The whole and its parts

The whole & its parts

The magic idea

Sometimes coachees come to coaching with the idea that something is broken and needs to be fixed. In their eyes, the coach becomes the magician who is invited to either bring the magical question or the magical solution.

In such situations, the change the coachee is looking for is there to allow him to become who he should be or who he would like to be. People heard numerous times in their careers how others are successful, and search now for a way to become like these people. Or they’ve grown up with ideas of how one has to be and have since been trying to be like these people or want to become the exact opposite.

As they’ve tried to achieve this change for a while and find themselves helpless in achieving their goal, they seek a coach and hope that he will know.
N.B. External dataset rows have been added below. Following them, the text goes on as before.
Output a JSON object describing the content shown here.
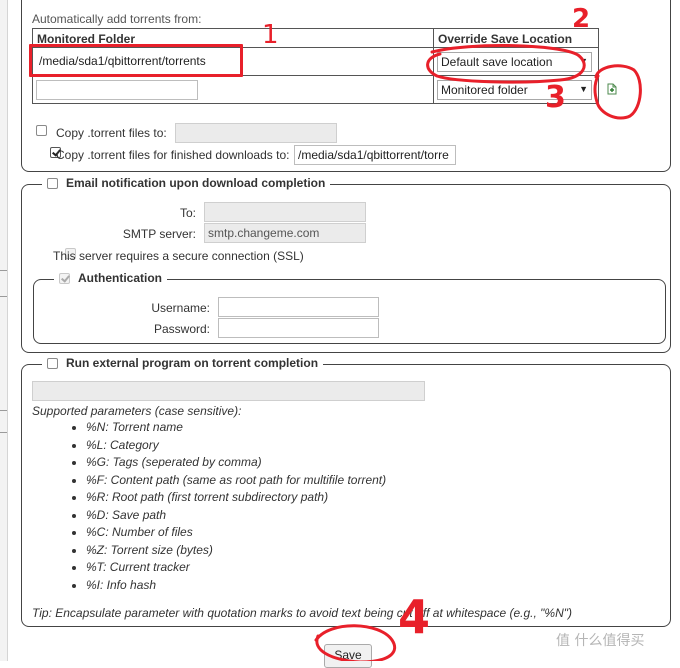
{
  "auto_add": {
    "label": "Automatically add torrents from:",
    "col_monitored": "Monitored Folder",
    "col_override": "Override Save Location",
    "rows": [
      {
        "folder": "/media/sda1/qbittorrent/torrents",
        "location": "Default save location"
      },
      {
        "folder": "",
        "location": "Monitored folder"
      }
    ],
    "copy_label": "Copy .torrent files to:",
    "copy_checked": false,
    "copy_value": "",
    "copy_finished_label": "Copy .torrent files for finished downloads to:",
    "copy_finished_checked": true,
    "copy_finished_value": "/media/sda1/qbittorrent/torre"
  },
  "email": {
    "legend": "Email notification upon download completion",
    "checked": false,
    "to_label": "To:",
    "to_value": "",
    "smtp_label": "SMTP server:",
    "smtp_value": "smtp.changeme.com",
    "ssl_label": "This server requires a secure connection (SSL)",
    "auth_legend": "Authentication",
    "auth_checked": true,
    "username_label": "Username:",
    "username_value": "",
    "password_label": "Password:",
    "password_value": ""
  },
  "external": {
    "legend": "Run external program on torrent completion",
    "checked": false,
    "command_value": "",
    "supported_label": "Supported parameters (case sensitive):",
    "params": [
      "%N: Torrent name",
      "%L: Category",
      "%G: Tags (seperated by comma)",
      "%F: Content path (same as root path for multifile torrent)",
      "%R: Root path (first torrent subdirectory path)",
      "%D: Save path",
      "%C: Number of files",
      "%Z: Torrent size (bytes)",
      "%T: Current tracker",
      "%I: Info hash"
    ],
    "tip": "Tip: Encapsulate parameter with quotation marks to avoid text being cut off at whitespace (e.g., \"%N\")"
  },
  "save_button": "Save",
  "annotations": [
    "1",
    "2",
    "3",
    "4"
  ],
  "watermark": "值 什么值得买",
  "icons": {
    "add_row": "add-file-icon",
    "dropdown": "chevron-down-icon"
  },
  "colors": {
    "annotation": "#e8202a",
    "border": "#444444",
    "disabled_bg": "#ebebeb"
  }
}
It’s a very simple setup for a relationship, one person knows and the other doesn’t.

While there will be many circumstances in which it may work, it shifts the responsibility for achieving the result to the coach. For the coachee it is an opportunity to unconsciously settle in the role of being helpless and wait until he will be saved. That is to be magically transformed into who they want to be.

But change doesn’t happen through trying. It happens through doing.

It starts by accepting who one is, how one acts, and what one knows. That awareness of self is what allows us to understand what is possible now and in this moment. At the same time it is the trust, that by acting and being fully present to it, a change can be created.

It may not change us and how we experience ourselves. However, whatever we did changed us.

It is a different way to describe what Yoda told Luke Skywalker: “NO. Try not. DO. Or do not. There is no Try”. Knowing that he hasn’t ever lifted a spaceship before doesn’t mean that Luke can’t do it. But it’s only once he has done it, that he becomes someone who can use the force to lift a spaceship.

Becoming a Jedi is the result of having used the force often enough. Of having worked on his potential to develop it.

There is no need to be a Jedi to become one. But wanting to become one requires being one. Which means to see the Jedi in oneself as well as to see how far one still is from being a Jedi.

In essence, it is working on it one step after the other.

In a coaching relationship, starting the work on change thus involves seeing how one has been changing until now to understand how change works for oneself.